Tu país y el mío. Tu pueblo y el mío. Tu barrio y el de más allá. Un barrio sirve para saber quién eres, si tienes la vista atenta, la cabeza libre de prejuicios y has descubierto que no tienes que escapar a ninguna parte porque no hay ningún sitio al que escapar. Un pueblo sirve para llorar por él cuando se tiene lejos, según he visto. Un país para ganar los mundiales y celebrar algo, lo que sea. También el país vale para construir una vida, entre todas, donde no haya que sobrevivir. Pero de eso nos acordamos menos.
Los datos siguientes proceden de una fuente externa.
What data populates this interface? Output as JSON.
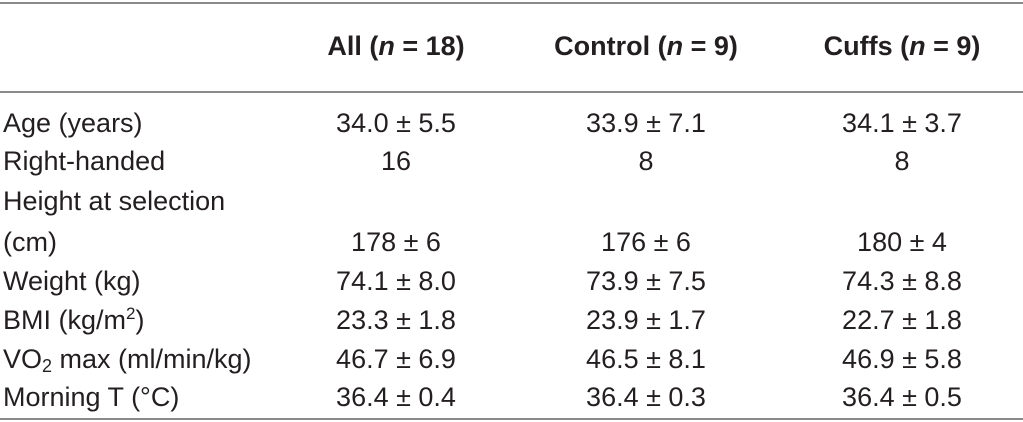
{
  "table": {
    "columns": [
      {
        "label": "All",
        "n_label": "n",
        "n_value": "= 18"
      },
      {
        "label": "Control",
        "n_label": "n",
        "n_value": "= 9"
      },
      {
        "label": "Cuffs",
        "n_label": "n",
        "n_value": "= 9"
      }
    ],
    "rows": [
      {
        "label": "Age (years)",
        "all": "34.0 ± 5.5",
        "control": "33.9 ± 7.1",
        "cuffs": "34.1 ± 3.7"
      },
      {
        "label": "Right-handed",
        "all": "16",
        "control": "8",
        "cuffs": "8"
      },
      {
        "label_line1": "Height at selection",
        "label_line2": "(cm)",
        "all": "178 ± 6",
        "control": "176 ± 6",
        "cuffs": "180 ± 4"
      },
      {
        "label": "Weight (kg)",
        "all": "74.1 ± 8.0",
        "control": "73.9 ± 7.5",
        "cuffs": "74.3 ± 8.8"
      },
      {
        "label_pre": "BMI (kg/m",
        "label_sup": "2",
        "label_post": ")",
        "all": "23.3 ± 1.8",
        "control": "23.9 ± 1.7",
        "cuffs": "22.7 ± 1.8"
      },
      {
        "label_pre": "VO",
        "label_sub": "2",
        "label_post": " max (ml/min/kg)",
        "all": "46.7 ± 6.9",
        "control": "46.5 ± 8.1",
        "cuffs": "46.9 ± 5.8"
      },
      {
        "label": "Morning T (°C)",
        "all": "36.4 ± 0.4",
        "control": "36.4 ± 0.3",
        "cuffs": "36.4 ± 0.5"
      }
    ]
  }
}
Últimamente veo a demasiada gente diciendo que es de tal barrio, pero de toda la vida. Una escarapela de tiempo, pero sobre todo de exclusión, frente a ese que anda por nuestras mismas calles pero desde hace menos tiempo. Últimamente me acuerdo de que los pueblos también valen para ridiculizar a los de al lado, por el miedo a no gustarnos lo que nos devuelve el espejo. Últimamente veo demasiadas banderas en los balcones y, supongo, no es más que un recordatorio del país en el que vivo, que uno, siendo desmemoriado, se acuesta londinense y se levanta asiático.
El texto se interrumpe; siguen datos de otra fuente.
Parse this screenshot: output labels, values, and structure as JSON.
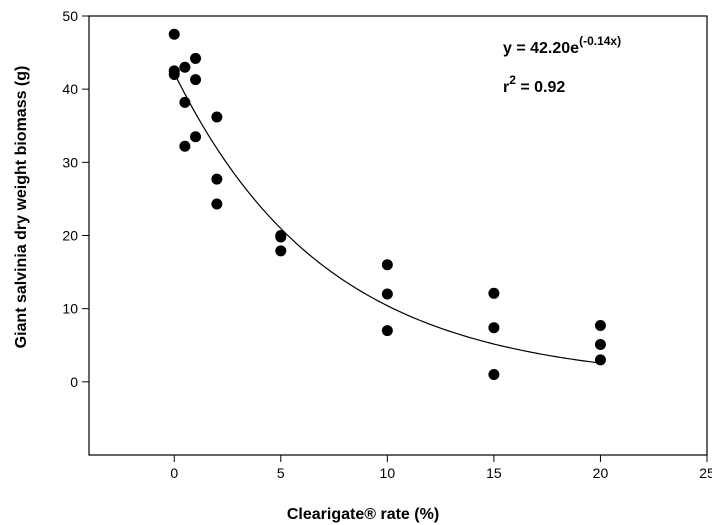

La fuerza de gravedad entre lo que eres, lo que crees ser y lo que dices ser es lo que fundamenta la identidad. Su ruptura es la escisión de las partes.
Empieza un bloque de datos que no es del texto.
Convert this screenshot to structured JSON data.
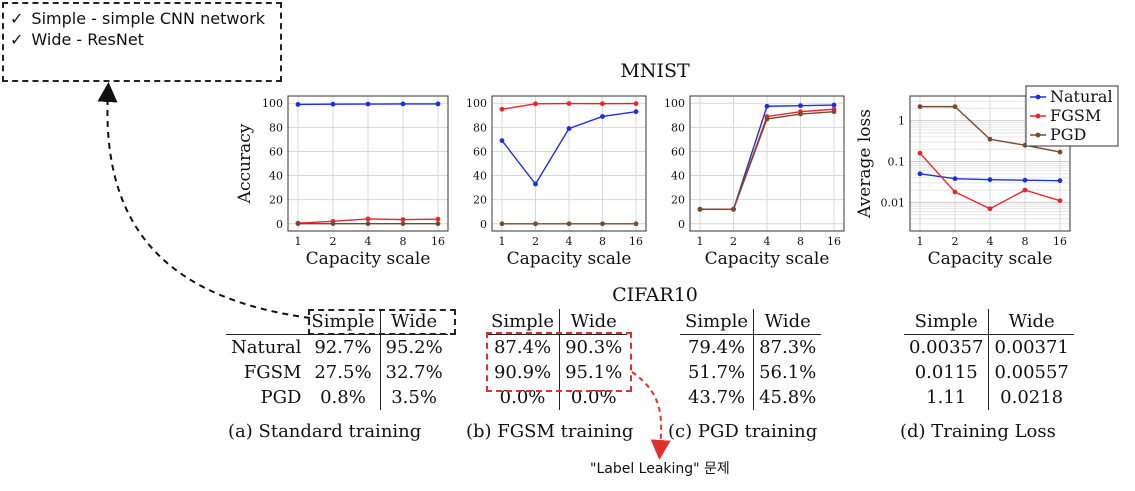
{
  "note": {
    "items": [
      "Simple - simple CNN network",
      "Wide - ResNet"
    ],
    "check": "✓"
  },
  "mnist_title": "MNIST",
  "cifar_title": "CIFAR10",
  "annotation": "\"Label Leaking\" 문제",
  "colors": {
    "natural": "#1f2fe0",
    "fgsm": "#e8262a",
    "pgd": "#7a4a2c",
    "highlight": "#e0302a"
  },
  "chart_data": [
    {
      "type": "line",
      "x": [
        "1",
        "2",
        "4",
        "8",
        "16"
      ],
      "xlabel": "Capacity scale",
      "ylabel": "Accuracy",
      "ylim": [
        0,
        100
      ],
      "yticks": [
        "0",
        "20",
        "40",
        "60",
        "80",
        "100"
      ],
      "series": [
        {
          "key": "natural",
          "values": [
            99,
            99.2,
            99.3,
            99.4,
            99.4
          ]
        },
        {
          "key": "fgsm",
          "values": [
            0.5,
            2,
            4,
            3.5,
            3.8
          ]
        },
        {
          "key": "pgd",
          "values": [
            0.1,
            0.1,
            0.1,
            0.1,
            0.1
          ]
        }
      ]
    },
    {
      "type": "line",
      "x": [
        "1",
        "2",
        "4",
        "8",
        "16"
      ],
      "xlabel": "Capacity scale",
      "ylim": [
        0,
        100
      ],
      "yticks": [
        "0",
        "20",
        "40",
        "60",
        "80",
        "100"
      ],
      "series": [
        {
          "key": "natural",
          "values": [
            69,
            33,
            79,
            89,
            93
          ]
        },
        {
          "key": "fgsm",
          "values": [
            95,
            99.5,
            99.7,
            99.6,
            99.7
          ]
        },
        {
          "key": "pgd",
          "values": [
            0,
            0,
            0,
            0,
            0
          ]
        }
      ]
    },
    {
      "type": "line",
      "x": [
        "1",
        "2",
        "4",
        "8",
        "16"
      ],
      "xlabel": "Capacity scale",
      "ylim": [
        0,
        100
      ],
      "yticks": [
        "0",
        "20",
        "40",
        "60",
        "80",
        "100"
      ],
      "series": [
        {
          "key": "natural",
          "values": [
            12,
            12,
            97.5,
            98,
            98.5
          ]
        },
        {
          "key": "fgsm",
          "values": [
            12,
            12,
            89,
            93,
            95
          ]
        },
        {
          "key": "pgd",
          "values": [
            12,
            12,
            87,
            91,
            93
          ]
        }
      ]
    },
    {
      "type": "line",
      "x": [
        "1",
        "2",
        "4",
        "8",
        "16"
      ],
      "xlabel": "Capacity scale",
      "ylabel": "Average loss",
      "yscale": "log",
      "ylim": [
        0.002,
        4
      ],
      "yticks": [
        "0.01",
        "0.1",
        "1"
      ],
      "legend": {
        "position": "top-right",
        "entries": [
          "Natural",
          "FGSM",
          "PGD"
        ]
      },
      "series": [
        {
          "key": "natural",
          "name": "Natural",
          "values": [
            0.05,
            0.038,
            0.036,
            0.035,
            0.034
          ]
        },
        {
          "key": "fgsm",
          "name": "FGSM",
          "values": [
            0.16,
            0.018,
            0.007,
            0.02,
            0.011
          ]
        },
        {
          "key": "pgd",
          "name": "PGD",
          "values": [
            2.2,
            2.2,
            0.35,
            0.25,
            0.17
          ]
        }
      ]
    }
  ],
  "tables": [
    {
      "headers": [
        "Simple",
        "Wide"
      ],
      "rows": [
        {
          "label": "Natural",
          "values": [
            "92.7%",
            "95.2%"
          ]
        },
        {
          "label": "FGSM",
          "values": [
            "27.5%",
            "32.7%"
          ]
        },
        {
          "label": "PGD",
          "values": [
            "0.8%",
            "3.5%"
          ]
        }
      ],
      "caption": "(a) Standard training"
    },
    {
      "headers": [
        "Simple",
        "Wide"
      ],
      "rows": [
        {
          "values": [
            "87.4%",
            "90.3%"
          ]
        },
        {
          "values": [
            "90.9%",
            "95.1%"
          ]
        },
        {
          "values": [
            "0.0%",
            "0.0%"
          ]
        }
      ],
      "caption": "(b) FGSM training"
    },
    {
      "headers": [
        "Simple",
        "Wide"
      ],
      "rows": [
        {
          "values": [
            "79.4%",
            "87.3%"
          ]
        },
        {
          "values": [
            "51.7%",
            "56.1%"
          ]
        },
        {
          "values": [
            "43.7%",
            "45.8%"
          ]
        }
      ],
      "caption": "(c) PGD training"
    },
    {
      "headers": [
        "Simple",
        "Wide"
      ],
      "rows": [
        {
          "values": [
            "0.00357",
            "0.00371"
          ]
        },
        {
          "values": [
            "0.0115",
            "0.00557"
          ]
        },
        {
          "values": [
            "1.11",
            "0.0218"
          ]
        }
      ],
      "caption": "(d) Training Loss"
    }
  ]
}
Por eso a los sacerdotes de la posmodernidad les fascina tanto eso de la identidad múltiple y la liquidez de la conciencia, porque, en un ejercicio que creen brillantez teórica cuando no es más que constatación de la ruptura, incluso en algunos casos profecía auto-cumplida, expresan dichosos que ya lo único que importa es lo que creemos ser, a lo que yo añado, lo que otros nos hacen creer ser. Lo que se es se entierra. Lo que se dice ser lo compramos en las rebajas y lo expresamos en nuestra foto de perfil.

Por eso Bowie fascinaba, porque en un mundo de desposesión él poseía su propia vida, su propia identidad. No importaba tanto qué era o quién era. Era él. Y a los simples mortales como nosotros se nos desposé no sólo de nuestra plusvalía o de nuestro tiempo libre, sino también de nuestra identidad.

Y en esto de saber quién somos van ganando las banderas sobre la clase, el complejo frente al orgullo, el rebaño con aspiración de jauría frente al grupo, el individualismo frente a la individualidad. Gana todo aquello que ya ganó hace ochenta años. Y asusta. La identidad, como la gente, es tanto abismo como oportunidad.

Mientras, el verdugo, el que no lo era pero ya lo es, derrumbado sobre el hombro de su mujer repite: “sólo esta vez, no lo volveré a hacer, no lo volveré a hacer más”, el verdugo de verdad, José Isbert, coge al nieto sobre la borda del barco y le dice con voz de arcilla seca que él también dijo lo mismo.